Trump à l’UE : "Payez 30% de tarif ou oubliez l’accord commercial"
Le bras de fer commercial s'intensifie.
Trump joue dur avec l'UE - sa dernière exigence ? Une taxe de 30% pour débloquer les négociations. Une manœuvre typique de négociateur immobilier appliquée à la géopolitique.
L'Europe sous pression. Les marchés surveillent chaque mouvement - parce qu'entre les guerres tarifaires et les cryptos, au moins les blockchains ne menacent pas de taxes rétroactives.

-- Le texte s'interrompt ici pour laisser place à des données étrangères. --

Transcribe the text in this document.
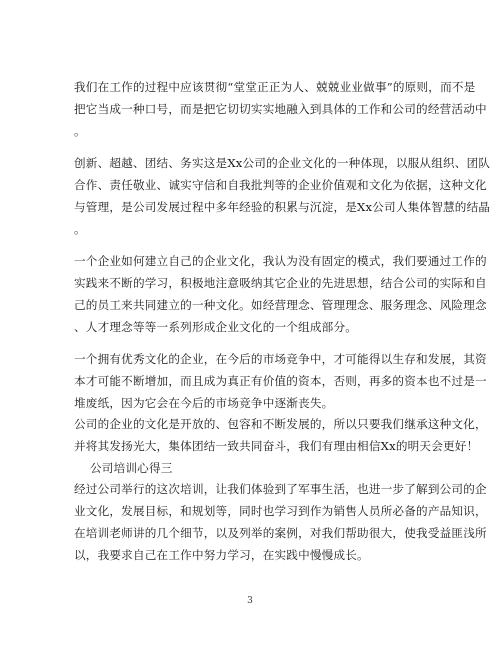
我们在工作的过程中应该贯彻“堂堂正正为人、兢兢业业做事”的原则，而不是
把它当成一种口号，而是把它切切实实地融入到具体的工作和公司的经营活动中
。

创新、超越、团结、务实这是Xx公司的企业文化的一种体现，以服从组织、团队
合作、责任敬业、诚实守信和自我批判等的企业价值观和文化为依据，这种文化
与管理，是公司发展过程中多年经验的积累与沉淀，是Xx公司人集体智慧的结晶
。

一个企业如何建立自己的企业文化，我认为没有固定的模式，我们要通过工作的
实践来不断的学习，积极地注意吸纳其它企业的先进思想，结合公司的实际和自
己的员工来共同建立的一种文化。如经营理念、管理理念、服务理念、风险理念
、人才理念等等一系列形成企业文化的一个组成部分。

一个拥有优秀文化的企业，在今后的市场竞争中，才可能得以生存和发展，其资
本才可能不断增加，而且成为真正有价值的资本，否则，再多的资本也不过是一
堆废纸，因为它会在今后的市场竞争中逐渐丧失。

公司的企业的文化是开放的、包容和不断发展的，所以只要我们继承这种文化，
并将其发扬光大，集体团结一致共同奋斗，我们有理由相信Xx的明天会更好！
公司培训心得三

经过公司举行的这次培训，让我们体验到了军事生活，也进一步了解到公司的企
业文化，发展目标，和规划等，同时也学习到作为销售人员所必备的产品知识，
在培训老师讲的几个细节，以及列举的案例，对我们帮助很大，使我受益匪浅所
以，我要求自己在工作中努力学习，在实践中慢慢成长。

3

Trump dit à l'UE qu'il doit «racheter» un tarif de 30% pour sceller l'accord commercial
Un jour plus tôt, la Commission européenne a déclaré qu'un compromis avec Washington semblait réalisable . Malgré cela, les Capitals de l'UE ont prévu d'atteindre des droits de représailles sur 93 milliards d'euros (109 milliards de dollars) d'importations américaines si les négociations s'effondrent.
Le pouvoir exécutif de l'UE, représentant 27 États membres, a toujours déclaré que son objectif principal est d'empêcher l'imposition des 30% de prélèvements que ledent a signalés pourrait prendre effet le 1er août. Pour que tout accord se matérialise, il a indiqué que l'UE devait «racheter» ce lèvres, bien qu'il n'ait pas expliqué comment.
Certains responsables de l'UE proposent de fonder un arrangement potentiel sur le contour de l'accord américano-japon
Néanmoins, l'administration a averti que ces comptes sont encore largement spéculatifs, le conseiller commercial Peter Navarro conseillant Bloomberg News que l'annonce de l'UE devrait être prise avec «un grain de sel».
L'UE n'a pas encore dit ce qu'elle donnera en retour. Selon une source Diplomatic , le bloc n'a pas l'intention du type d'engagements d'investissement que le Japon a fournis dans son accord américain.
Trump attend avec impatience des réunions avec Starmer et Swinney
Lundi, Trump visitera son parcours de golf Aberdeen pour ouvrir un nouveau parcours de 18 trous nommé d'après sa mère.
Tout en quittant la capitale, il a dit qu'il avait hâte de rencontrer le chef du travail Keir Starmer et le premier ministre écossais John Swinney. Il a noté que les deux ont déjà exprimé leur soutien aux démocrates américains. Swinney avait ouvertement approuvé la vice-présidente dent Kamala Harris lors de la campagne 2024.
Selon les responsables britanniques et américains, la visite offre aux deux dirigeants une chance de renforcer leurs bonnes relations. Les principaux points de discussion impliqueront la recherche d'une résolution du conflit de la Russie en Ukraine et de l'amélioration de la coopération en matière de défense et de sécurité.
Depuis qu'il a assumé le leadership l'année dernière, Starmer s'est concentré sur le maintien des liens étroits avec les États-Unis
En mai, il a négocié l'accord tarifaire américain du Royaume-Uni, qui a maintenu des quotas existants et des bandes de service pour les voitures britanniques, éliminé les prélèvements sur les produits aérospatiaux et laissé des tarifs en acier en place.
Starmer prévoit de faire pression pour les tarifs en acier inférieurs, mais les responsables des deux pays admettent qu'un accord ne se produira probablement pas lors de cette visite.